Quelle doit être l’attitude des chrétiens face à une violence aussi barbare, quel rôle spécifique ont-ils à tenir ?

La première attitude est évidemment la prière. Prière pour les victimes, pour tous ceux qui, à tous les niveaux, œuvrent au service du bien commun et de la sécurité de notre pays. Cette prière doit se faire aussi insistante pour nous éviter d’entrer dans la spirale de la violence, et c’est pourquoi elle va jusqu’à l’exigeante demande évangélique de la prière pour les ennemis – pour leur conversion bien sûr. Cette prière n’est possible que si nous nous préservons des plages de silence. Le chrétien dans le monde ne peut se contenter de la prière – même si elle est le fondement de toute action. Il doit aussi agir.

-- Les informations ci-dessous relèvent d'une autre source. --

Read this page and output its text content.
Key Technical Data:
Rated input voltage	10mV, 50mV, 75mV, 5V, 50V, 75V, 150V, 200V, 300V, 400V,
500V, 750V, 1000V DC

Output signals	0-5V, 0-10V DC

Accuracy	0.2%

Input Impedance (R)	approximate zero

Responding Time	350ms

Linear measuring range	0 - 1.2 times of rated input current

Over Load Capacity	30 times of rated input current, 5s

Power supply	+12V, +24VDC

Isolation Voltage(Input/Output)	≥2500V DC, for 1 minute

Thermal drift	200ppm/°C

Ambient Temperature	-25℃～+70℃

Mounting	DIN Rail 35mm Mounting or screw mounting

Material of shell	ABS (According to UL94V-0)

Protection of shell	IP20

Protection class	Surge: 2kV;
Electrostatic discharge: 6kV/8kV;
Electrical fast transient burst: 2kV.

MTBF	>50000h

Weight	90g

D’abord sur lui-même : à travers ces événements nous devons entendre un appel à notre propre conversion – dit autrement : avant de vouloir changer le monde, changeons-nous nous-mêmes ! Et puis, il y a le combat direct. Intellectuel d’abord : se réarmer moralement et doctrinalement exige un labeur quotidien. Enfin, chacun à sa place est invité à servir son pays et aider les forces de l’ordre.